Ryan championed "more portfolio and rubrics-based assessment." "Critical thinking," she said, "develops over time, and this all has to be part of an evaluative package."

And Frelow, using a poignant example of his own son, who has struggled with learning disabilities and was recently admitted to Rochester Institute of Technology, reminded us that "learning is not linear," the case for all children -- those who develop typically, and those who do not.

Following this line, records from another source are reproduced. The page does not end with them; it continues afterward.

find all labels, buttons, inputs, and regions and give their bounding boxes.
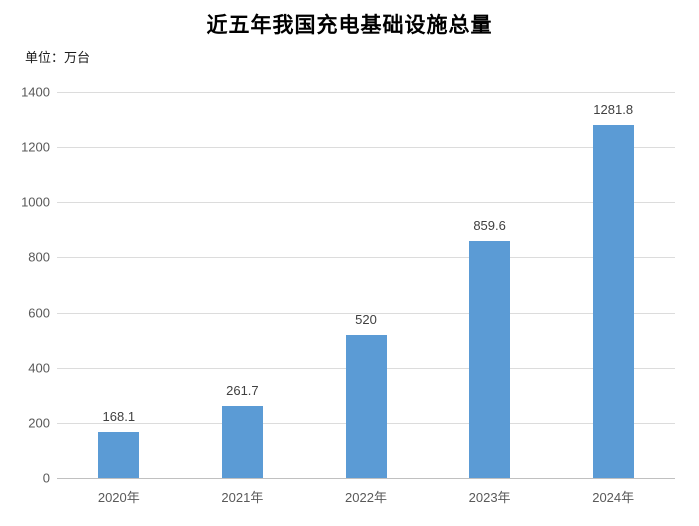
- y-tick-label-200: 200: [28, 415, 50, 431]
- bar-2024年: [592, 124, 634, 478]
- chart-title: 近五年我国充电基础设施总量: [206, 13, 493, 37]
- value-label-2021年: 261.7: [226, 382, 259, 398]
- gridline-1200: [57, 147, 675, 149]
- x-tick-label-2021年: 2021年: [221, 490, 264, 505]
- value-label-2023年: 859.6: [473, 218, 506, 233]
- x-axis-line: [57, 478, 675, 479]
- bar-2020年: [98, 431, 140, 478]
- y-tick-label-1000: 1000: [21, 194, 50, 210]
- x-tick-label-2020年: 2020年: [97, 490, 140, 505]
- gridline-800: [57, 257, 675, 259]
- bar-2021年: [221, 405, 263, 478]
- x-tick-label-2023年: 2023年: [468, 490, 511, 505]
- value-label-2020年: 168.1: [102, 408, 136, 424]
- y-tick-label-0: 0: [42, 470, 50, 486]
- y-tick-label-1200: 1200: [21, 139, 50, 155]
- bar-2023年: [469, 241, 511, 478]
- y-tick-label-800: 800: [28, 249, 50, 265]
- value-label-2022年: 520: [355, 311, 377, 327]
- y-tick-label-400: 400: [28, 360, 50, 376]
- y-tick-label-1400: 1400: [21, 84, 50, 100]
- plot-area: 168.1 261.7 520 859.6 1281.8: [57, 92, 675, 479]
- unit-label: 单位：万台: [25, 50, 91, 65]
- x-tick-label-2024年: 2024年: [592, 490, 635, 505]
- bar-2022年: [345, 334, 387, 478]
- value-label-2024年: 1281.8: [593, 101, 634, 117]
- gridline-1000: [57, 202, 675, 204]
- y-tick-label-600: 600: [28, 305, 50, 321]
- gridline-600: [57, 312, 675, 314]
- gridline-1400: [57, 92, 675, 93]
- x-tick-label-2022年: 2022年: [345, 490, 387, 505]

Early childhood educators know this well. While the first five years of life are a time of explosive growth, cognitively, socially and emotionally, young children's acquisition of skills and knowledge unfold in unique ways, with detours, stop, starts and great bursts. Today's test-driven, academically narrow times present tremendous challenges to teaching and learning at the earliest end of the education spectrum.

But early childhood practitioners can't put their heads in the sandbox. As Julie Diamond, Fretta Reitzes and Betsy Grob make clear in their contribution to
The Right to Learn: Preparing Early Childhood Teachers to Work in High-Need Schools
, they must be test-savvy and conversant with the language of standards and accountability; they should be well educated in the methods of observation and assessment; they need to have a rich understanding of curriculum and instructional strategies; and, most important, they must be ready and able to defend their practice, by consistent documentation of children's active learning.

A tall order, for sure, but one that must be filled.